Google: Search Is So Yesterday

June 26, 2014

When I learned about Backrub in the late 1990s, I was struck by the cross fertilization of ideas the concept embraced. There were hints of Jon Kleinberg’s Clever, a dusting of the Fuzzy-era Lycos, and the clever optimization methods of Alta Vista.

At the time of the dust up between Google and Yahoo about online advertising, I saw a shift from quasi-objective search results to a pay-to-play approach to information. At the time, the Internet was a novelty for many people. The commercial database search business demonstrated that sophisticated searching was difficult for many trained information professionals. The future, I concluded, was for mass access to users who would never grasp the difference between precision and recall or care much about information provenance and accuracy.

I have followed the write ups about Google’s massive self-promotion conference. As other for-fee conferences struggle, the Google gathering is headline news. Comparing the Google I/O event to a conference focused on search or database technology is like comparing the World Cup to a high school soccer match. Big difference.

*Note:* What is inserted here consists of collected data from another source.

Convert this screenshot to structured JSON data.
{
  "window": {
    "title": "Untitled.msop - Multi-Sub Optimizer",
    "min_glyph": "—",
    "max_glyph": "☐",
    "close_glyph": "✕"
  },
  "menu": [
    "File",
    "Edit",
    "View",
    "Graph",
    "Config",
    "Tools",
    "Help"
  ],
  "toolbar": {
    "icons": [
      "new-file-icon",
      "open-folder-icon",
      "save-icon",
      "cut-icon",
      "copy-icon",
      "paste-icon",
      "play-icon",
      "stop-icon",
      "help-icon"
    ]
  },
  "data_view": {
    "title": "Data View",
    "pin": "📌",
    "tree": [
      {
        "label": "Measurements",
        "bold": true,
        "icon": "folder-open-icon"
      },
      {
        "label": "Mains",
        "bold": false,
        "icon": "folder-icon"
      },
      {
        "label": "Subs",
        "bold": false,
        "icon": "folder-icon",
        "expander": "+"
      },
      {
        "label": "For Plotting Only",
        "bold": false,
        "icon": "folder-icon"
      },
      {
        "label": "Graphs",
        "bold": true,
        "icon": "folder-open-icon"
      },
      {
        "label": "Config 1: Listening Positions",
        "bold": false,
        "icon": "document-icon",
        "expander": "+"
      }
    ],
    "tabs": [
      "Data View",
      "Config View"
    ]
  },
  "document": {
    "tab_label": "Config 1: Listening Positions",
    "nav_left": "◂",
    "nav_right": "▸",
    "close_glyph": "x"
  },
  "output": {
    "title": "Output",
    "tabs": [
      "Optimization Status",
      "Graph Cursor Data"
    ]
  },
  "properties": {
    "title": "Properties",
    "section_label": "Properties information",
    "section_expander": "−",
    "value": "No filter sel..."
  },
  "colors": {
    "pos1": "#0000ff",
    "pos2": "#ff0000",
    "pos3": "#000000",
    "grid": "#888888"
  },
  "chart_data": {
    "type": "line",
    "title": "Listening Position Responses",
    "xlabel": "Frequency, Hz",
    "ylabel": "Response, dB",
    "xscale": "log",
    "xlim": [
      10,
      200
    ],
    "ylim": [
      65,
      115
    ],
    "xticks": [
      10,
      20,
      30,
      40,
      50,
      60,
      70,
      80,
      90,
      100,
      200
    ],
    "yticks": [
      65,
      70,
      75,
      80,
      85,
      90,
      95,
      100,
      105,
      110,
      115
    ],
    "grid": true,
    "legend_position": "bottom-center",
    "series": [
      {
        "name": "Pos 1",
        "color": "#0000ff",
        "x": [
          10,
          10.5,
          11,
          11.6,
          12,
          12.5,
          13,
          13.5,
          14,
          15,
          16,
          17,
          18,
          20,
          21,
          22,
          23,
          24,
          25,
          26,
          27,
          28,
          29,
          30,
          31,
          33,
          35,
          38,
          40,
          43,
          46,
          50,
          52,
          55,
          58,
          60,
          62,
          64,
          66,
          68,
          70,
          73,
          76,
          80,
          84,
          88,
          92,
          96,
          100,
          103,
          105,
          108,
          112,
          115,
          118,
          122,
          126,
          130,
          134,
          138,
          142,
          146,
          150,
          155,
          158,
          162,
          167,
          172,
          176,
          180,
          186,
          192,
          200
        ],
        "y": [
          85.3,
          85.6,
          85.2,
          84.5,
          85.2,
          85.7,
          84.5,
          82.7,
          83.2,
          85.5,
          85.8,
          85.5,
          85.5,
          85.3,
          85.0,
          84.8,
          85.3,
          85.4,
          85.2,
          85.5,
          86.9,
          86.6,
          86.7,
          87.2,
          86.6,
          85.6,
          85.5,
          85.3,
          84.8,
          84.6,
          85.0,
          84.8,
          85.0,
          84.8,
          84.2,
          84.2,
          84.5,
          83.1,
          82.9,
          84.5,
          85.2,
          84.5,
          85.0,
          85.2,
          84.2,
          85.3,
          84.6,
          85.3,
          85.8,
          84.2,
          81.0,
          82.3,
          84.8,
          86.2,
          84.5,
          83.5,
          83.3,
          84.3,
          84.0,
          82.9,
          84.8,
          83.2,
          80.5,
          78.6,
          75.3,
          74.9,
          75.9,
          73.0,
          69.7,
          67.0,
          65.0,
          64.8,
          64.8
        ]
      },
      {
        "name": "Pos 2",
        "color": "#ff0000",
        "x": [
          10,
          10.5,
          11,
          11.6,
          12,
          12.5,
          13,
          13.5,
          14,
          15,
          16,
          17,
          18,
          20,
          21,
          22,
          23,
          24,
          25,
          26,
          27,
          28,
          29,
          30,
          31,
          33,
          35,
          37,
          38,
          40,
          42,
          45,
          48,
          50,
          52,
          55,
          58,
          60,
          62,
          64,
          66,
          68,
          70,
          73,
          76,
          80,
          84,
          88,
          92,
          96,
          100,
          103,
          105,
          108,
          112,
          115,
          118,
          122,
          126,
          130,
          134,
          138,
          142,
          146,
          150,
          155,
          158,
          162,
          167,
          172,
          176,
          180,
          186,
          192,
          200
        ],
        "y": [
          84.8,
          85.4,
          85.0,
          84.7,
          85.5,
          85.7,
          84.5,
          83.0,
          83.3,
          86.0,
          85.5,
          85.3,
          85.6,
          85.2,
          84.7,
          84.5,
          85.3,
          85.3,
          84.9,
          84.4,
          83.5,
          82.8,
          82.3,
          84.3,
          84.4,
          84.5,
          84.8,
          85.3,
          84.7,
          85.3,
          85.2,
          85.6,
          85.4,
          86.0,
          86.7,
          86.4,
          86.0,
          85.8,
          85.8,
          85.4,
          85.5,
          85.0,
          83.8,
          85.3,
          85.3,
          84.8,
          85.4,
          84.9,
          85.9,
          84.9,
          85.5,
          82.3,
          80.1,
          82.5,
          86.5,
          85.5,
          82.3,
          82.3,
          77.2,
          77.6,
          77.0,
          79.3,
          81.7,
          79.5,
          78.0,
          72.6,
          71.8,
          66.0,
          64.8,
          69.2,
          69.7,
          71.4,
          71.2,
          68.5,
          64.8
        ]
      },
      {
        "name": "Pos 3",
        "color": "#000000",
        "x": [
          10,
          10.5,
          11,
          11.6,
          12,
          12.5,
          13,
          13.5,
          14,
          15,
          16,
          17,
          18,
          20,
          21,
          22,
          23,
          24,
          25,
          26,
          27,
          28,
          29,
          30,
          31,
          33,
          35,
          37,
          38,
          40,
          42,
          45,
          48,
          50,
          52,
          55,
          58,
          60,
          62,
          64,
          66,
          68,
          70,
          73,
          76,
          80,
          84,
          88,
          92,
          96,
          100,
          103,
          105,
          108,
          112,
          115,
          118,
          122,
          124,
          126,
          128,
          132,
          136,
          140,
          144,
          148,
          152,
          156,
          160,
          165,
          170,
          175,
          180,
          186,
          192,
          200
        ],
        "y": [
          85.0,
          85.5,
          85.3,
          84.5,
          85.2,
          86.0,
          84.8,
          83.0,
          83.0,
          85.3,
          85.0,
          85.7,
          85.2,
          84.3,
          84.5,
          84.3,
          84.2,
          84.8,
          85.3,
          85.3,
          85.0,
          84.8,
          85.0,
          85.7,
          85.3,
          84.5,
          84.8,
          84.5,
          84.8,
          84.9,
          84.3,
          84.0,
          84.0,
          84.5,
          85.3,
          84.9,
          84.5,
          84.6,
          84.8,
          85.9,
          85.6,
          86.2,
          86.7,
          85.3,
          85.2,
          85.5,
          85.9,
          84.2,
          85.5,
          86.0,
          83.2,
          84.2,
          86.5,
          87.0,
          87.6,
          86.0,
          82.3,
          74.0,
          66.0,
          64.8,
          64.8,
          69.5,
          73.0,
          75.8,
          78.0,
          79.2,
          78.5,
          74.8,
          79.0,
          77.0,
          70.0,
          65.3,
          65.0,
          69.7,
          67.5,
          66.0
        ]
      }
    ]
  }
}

A good example of the distance between Backrub (the precursor to Google search) and today’s multi-billion behemoth built on advertising is the story “Everything You Need to Know about Google’s I/O Keynote.” The categorical affirmative is a variation on listicle rhetoric: Get the info quickly.

Here’s the key point I noted:

More than anything else, today’s keynote demonstrated Google’s ambition to take its mobile OS basically everywhere: to your car, to your body, to your television, to your laptop, even into your workplace. We saw a preview of Android’s L release, with a new design—Google calls it material design—that adds some depth features, support for 64 bit, and an enhanced notifications system that will help people interact with their applications in powerful ways without ever launching the app itself.

What’s this tell us about the role of search at Google? This is an easy question. It strikes me that search is a convenient way to generate revenue as Google works overtime to develop a revenue stream to complement online advertising.

For those who expect objective search results, the future of search looks dim. No other vendor has stepped forward and offered an option that provides large numbers of users with objective results. There are some promising systems, but these are largely demonstrations or graduate student projects.

Net net: It will become more difficult to obtain objective search results going forward. For a person who needs accurate, timely information the research job is going to get more difficult in the months ahead.

Good news for those who want information about certain topics, less positive for those who assume that online information is accurate, easy, free, and ubiquitous.Perhaps search results should be displayed with a trigger warning?